Inside the Super Bowl — Part 3

Inside the Super Bowl — Part 3


Since 1972, the Super Bowl has consistently commanded at least 80 million viewers and 61% of all U.S. television households per game. The 1982 matchup between the San Francisco 49ers and the Cincinnati Bengals, was the fourth most watched program in television history, preceded only by the final episodes of M*A*S*H, and Roots, as well as the episode that resolved the “Who Shot J.R” mystery on Dallas.

Last year’s Indianapolis Colts-Chicago Bears showdown, which marked for the first time two black coaches contending for the title, was watched by 10.1 million blacks, slightly more than the 9.7 that watched the year before.

This kind of track record makes the Super Bowl a low-risk cash cow for any network that airs the game. This year Fox has the honors and will broadcast in 232 countries and territories, in 33 languages.

The rights were secured through a $3.6 billion package deal that also allows Fox to run the National Football Conference (NFC) regular and post-season games from 2006—2011. CBS has claim to the American Football Conference (AFC) games but both networks must make exceptions to two wildcard and all Sunday primetime matches, which go to NBC; Monday Night Football, which is contracted to ESPN, and eight predetermined games, which can only be viewed on the NFL Network. The three major broadcasters alternate Super Bowl privileges every three years.

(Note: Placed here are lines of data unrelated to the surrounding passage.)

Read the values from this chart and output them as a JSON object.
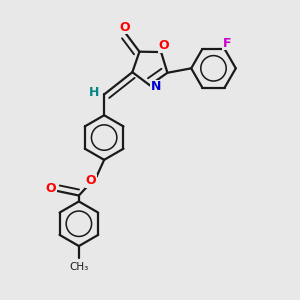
{
  "background_color": "#e8e8e8",
  "bond_color": "#1a1a1a",
  "bond_width": 1.6,
  "dbo": 0.09,
  "atom_colors": {
    "O": "#ff0000",
    "N": "#0000cc",
    "F": "#cc00cc",
    "H": "#008888",
    "C": "#1a1a1a"
  },
  "figsize": [
    3.0,
    3.0
  ],
  "dpi": 100
}
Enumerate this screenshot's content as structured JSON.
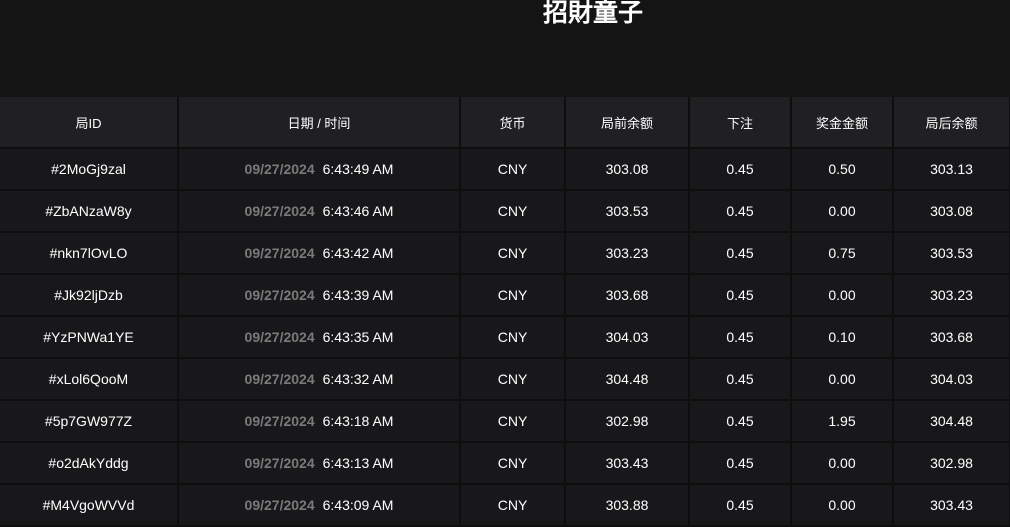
{
  "title": "招財童子",
  "columns": [
    "局ID",
    "日期 / 时间",
    "货币",
    "局前余额",
    "下注",
    "奖金金额",
    "局后余额"
  ],
  "rows": [
    {
      "id": "#2MoGj9zal",
      "date": "09/27/2024",
      "time": "6:43:49 AM",
      "currency": "CNY",
      "before": "303.08",
      "bet": "0.45",
      "win": "0.50",
      "after": "303.13"
    },
    {
      "id": "#ZbANzaW8y",
      "date": "09/27/2024",
      "time": "6:43:46 AM",
      "currency": "CNY",
      "before": "303.53",
      "bet": "0.45",
      "win": "0.00",
      "after": "303.08"
    },
    {
      "id": "#nkn7lOvLO",
      "date": "09/27/2024",
      "time": "6:43:42 AM",
      "currency": "CNY",
      "before": "303.23",
      "bet": "0.45",
      "win": "0.75",
      "after": "303.53"
    },
    {
      "id": "#Jk92ljDzb",
      "date": "09/27/2024",
      "time": "6:43:39 AM",
      "currency": "CNY",
      "before": "303.68",
      "bet": "0.45",
      "win": "0.00",
      "after": "303.23"
    },
    {
      "id": "#YzPNWa1YE",
      "date": "09/27/2024",
      "time": "6:43:35 AM",
      "currency": "CNY",
      "before": "304.03",
      "bet": "0.45",
      "win": "0.10",
      "after": "303.68"
    },
    {
      "id": "#xLol6QooM",
      "date": "09/27/2024",
      "time": "6:43:32 AM",
      "currency": "CNY",
      "before": "304.48",
      "bet": "0.45",
      "win": "0.00",
      "after": "304.03"
    },
    {
      "id": "#5p7GW977Z",
      "date": "09/27/2024",
      "time": "6:43:18 AM",
      "currency": "CNY",
      "before": "302.98",
      "bet": "0.45",
      "win": "1.95",
      "after": "304.48"
    },
    {
      "id": "#o2dAkYddg",
      "date": "09/27/2024",
      "time": "6:43:13 AM",
      "currency": "CNY",
      "before": "303.43",
      "bet": "0.45",
      "win": "0.00",
      "after": "302.98"
    },
    {
      "id": "#M4VgoWVVd",
      "date": "09/27/2024",
      "time": "6:43:09 AM",
      "currency": "CNY",
      "before": "303.88",
      "bet": "0.45",
      "win": "0.00",
      "after": "303.43"
    }
  ]
}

Lou D’Ermilio, Fox Sport’s senior vice president of media relations says, “This is our third contract with the NFL and we typically begin negations with the league two years before each one expires. We chose the NFC because the markets,” which include New York (Giants), Atlanta (Falcons), and Philadelphia (Eagles), “are bigger and have several of our owned-and-operated [local] stations.”

This translates to dollar and cents for Fox’s bottom line. The network will retain 100% of the $2.7 million generated from each of the 63 30-second spots shown during the Super Bowl. Eleven additional spots, three during the game and eight in half time, are designated for local avails or commercials for small businesses that can only be seen in their respective city or region and are less expensive in price.

D’Ermilio says, “This deal makes good sense for us” for several reasons. First off, emerging forms of technology such as the Nintendo Wii and the iPod are pulling eyeballs away from television sets and increasing numbers of cable channels, are segmenting viewing audiences. This makes it difficult to reach large groups of the coveted 18—49 demographic at one source. As a result, advertisers are going to the Internet and other outlets with their spending dollars.

The Super Bowl is the answer to this problem. Last year’s game had a 42.6 average household rating compared to the 17.3 rating of American Idol, TV’s top-rated regular series show. Advertisers are willing to pay the premium price to expose their products to audiences of such magnitude.

The Super Bowl is also one of the few events that retains 99.6% of its audience during commercials. Last year’s highest-rated advertising spot was the 9:25 p.m.